The audience felt everything—the protagonist’s bitter laughter, her tears, her small joys, her despair, her yearning for freedom.
“Let’s fly. Let’s fly. Just once more, let’s try to fly once more.”
When she finally delivered her last line, the audience awoke from the spell as though from a dream.
Then they rose to their feet, applauding and cheering.
The son rushed backstage again, before the director—still wiping tears from his eyes—could stop him. He confronted the actress as she stepped down from the stage.
“Why didn’t you go to Hollywood instead of coming here?!”
The actress took a sip of water offered by her companion and replied simply,
“Because audiences exist here, too.”
* * *
Lee Sua stepped off the stage, wiped away her makeup, and got into the car.
Kwon Jin-ho, who took the driver’s seat after her, glanced at her cautiously.
“You feeling okay?”
“Yeah. I think I can breathe now.”
“Can breathe,” she said—but her expression was brighter than that sounded.
It had been a long time since Jin-ho last saw her act, and it made him talk more than usual.
“The assistant director was begging for another performance. Practically on his knees. The director stopped him, though.”
“Really?”
“Yeah. The director seemed to figure out why you came all the way here.”
Sua had only paid enough for one show.
If they wanted a repeat, the troupe would have to pay this time—and even then, she wouldn’t agree, and they’d never find another actress of her caliber.
Buying just the script and performing it themselves wasn’t an option either—audience expectations were now sky-high.
Even if the troupe reopened, they’d never meet those expectations again—not from the audience, not from themselves.
With that one performance, Lee Sua had effectively severed the troupe’s lifeline.
That was exactly why she had come—to perform once and end it completely.
“I get why the assistant director begged. If I were him, I’d have done the same…”
Jin-ho trailed off.
Once or twice a year, whenever Sua took her secret “vacation,” he helped her make these hidden performances happen. He was busy running their agency, but he always made time—because this was the only time he could see her truly act.
Rising star of acting.
Genius child actress.
The next-generation icon.
Lee Sua.
And also—
The victim whose only family was murdered by a fellow actor.
At just fourteen, Sua had watched her mother die before her eyes.
The tragedy and her unfulfilled talent broke countless hearts, but nothing could be undone.
All of South Korea knew what had happened to her.
As long as people focused on the actress rather than her characters, it was impossible for Sua to keep performing.
Some claimed she left Korea because of guilt—because her mother had died on set, and she could no longer stand to see a stage.
Kwon Jin-ho didn’t believe that.
“Hey, about Director Hong Il-beom’s new project I mentioned—”
Bzzzz—
Sua’s phone vibrated. She frowned slightly when she saw the caller.
“Sorry. I need to take this.”
“No, no, go ahead.”
A stream of rapid German poured through the receiver.

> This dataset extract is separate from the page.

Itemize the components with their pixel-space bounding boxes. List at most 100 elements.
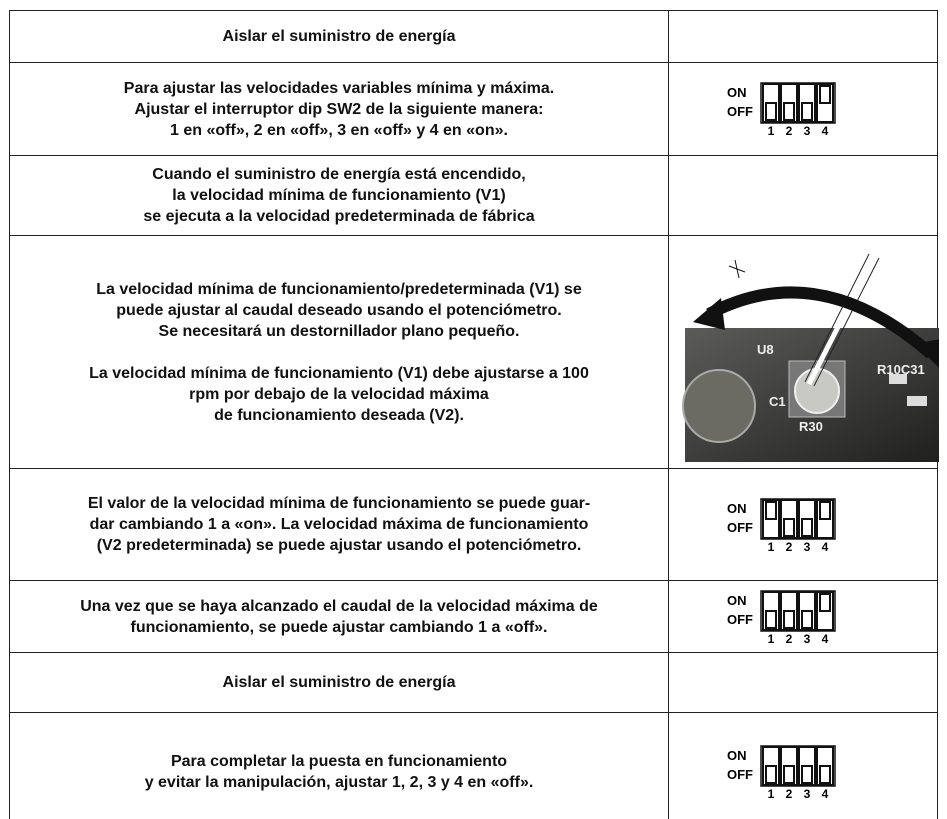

Sua, understanding immediately, replied fluently in the same language.
Watching his multilingual friend, Jin-ho started the car and pulled out quietly.
Lee Sua still loved acting.
After the incident, she had been adopted in Germany, lived an ordinary life, and even inherited her adoptive parents’ business.

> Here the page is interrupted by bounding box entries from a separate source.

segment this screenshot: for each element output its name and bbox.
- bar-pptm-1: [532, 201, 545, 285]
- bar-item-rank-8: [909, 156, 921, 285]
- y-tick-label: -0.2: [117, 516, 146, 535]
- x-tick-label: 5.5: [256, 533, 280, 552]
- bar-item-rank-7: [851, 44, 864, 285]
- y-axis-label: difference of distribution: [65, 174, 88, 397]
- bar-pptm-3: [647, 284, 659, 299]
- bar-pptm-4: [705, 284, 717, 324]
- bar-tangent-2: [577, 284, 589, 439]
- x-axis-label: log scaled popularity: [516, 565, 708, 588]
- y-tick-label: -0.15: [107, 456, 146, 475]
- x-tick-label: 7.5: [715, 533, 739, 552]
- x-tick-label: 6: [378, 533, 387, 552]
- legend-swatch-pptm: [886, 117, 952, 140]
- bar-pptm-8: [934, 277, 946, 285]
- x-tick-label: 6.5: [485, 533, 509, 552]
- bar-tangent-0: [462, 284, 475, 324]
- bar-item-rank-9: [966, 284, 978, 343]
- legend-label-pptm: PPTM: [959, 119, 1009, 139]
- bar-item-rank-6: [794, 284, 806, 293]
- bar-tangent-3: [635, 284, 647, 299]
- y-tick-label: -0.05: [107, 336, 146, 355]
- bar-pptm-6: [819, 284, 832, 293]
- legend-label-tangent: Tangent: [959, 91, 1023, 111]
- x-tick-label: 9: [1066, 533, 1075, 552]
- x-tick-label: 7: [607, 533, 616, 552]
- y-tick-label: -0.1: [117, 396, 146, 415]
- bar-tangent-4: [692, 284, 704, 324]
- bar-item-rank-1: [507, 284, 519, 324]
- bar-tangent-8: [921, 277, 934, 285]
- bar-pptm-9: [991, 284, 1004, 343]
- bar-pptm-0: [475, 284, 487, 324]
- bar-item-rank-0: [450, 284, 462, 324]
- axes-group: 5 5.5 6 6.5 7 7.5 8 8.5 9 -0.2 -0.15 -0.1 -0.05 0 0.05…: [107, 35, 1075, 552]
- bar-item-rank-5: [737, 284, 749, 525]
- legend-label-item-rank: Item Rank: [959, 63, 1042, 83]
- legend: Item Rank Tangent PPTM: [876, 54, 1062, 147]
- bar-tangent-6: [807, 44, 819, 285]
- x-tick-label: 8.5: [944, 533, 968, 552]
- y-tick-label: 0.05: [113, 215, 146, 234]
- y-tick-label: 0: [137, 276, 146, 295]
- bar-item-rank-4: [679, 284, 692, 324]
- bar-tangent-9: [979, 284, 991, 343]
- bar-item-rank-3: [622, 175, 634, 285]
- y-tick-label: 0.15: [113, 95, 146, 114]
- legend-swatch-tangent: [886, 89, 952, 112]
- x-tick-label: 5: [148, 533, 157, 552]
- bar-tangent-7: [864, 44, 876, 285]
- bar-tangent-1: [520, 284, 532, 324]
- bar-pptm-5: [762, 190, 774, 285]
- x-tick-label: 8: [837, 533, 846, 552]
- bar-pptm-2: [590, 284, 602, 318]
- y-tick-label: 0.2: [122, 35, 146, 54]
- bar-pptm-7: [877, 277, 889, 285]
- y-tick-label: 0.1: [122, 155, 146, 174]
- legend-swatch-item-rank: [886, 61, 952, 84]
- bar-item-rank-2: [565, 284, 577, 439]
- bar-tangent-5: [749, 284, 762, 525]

But she still sought out places where no one knew her, paying money out of her own pocket just to stand on stage again.
“Sorry. What were you saying?”
“Oh—Director Hong’s new film is being sent to Cannes.”
“Of course it is. The script was great. Guess it turned out well.”
Bzzz, bzzz—
Her phone wouldn’t stop vibrating.
Her vacation wasn’t even over, and already the business calls were flooding in.
Sua answered them mechanically, one by one.
The glow of emotion that had lingered from the stage slowly faded from her cheeks, leaving her pale.
Her expression looked as lifeless as a corpse.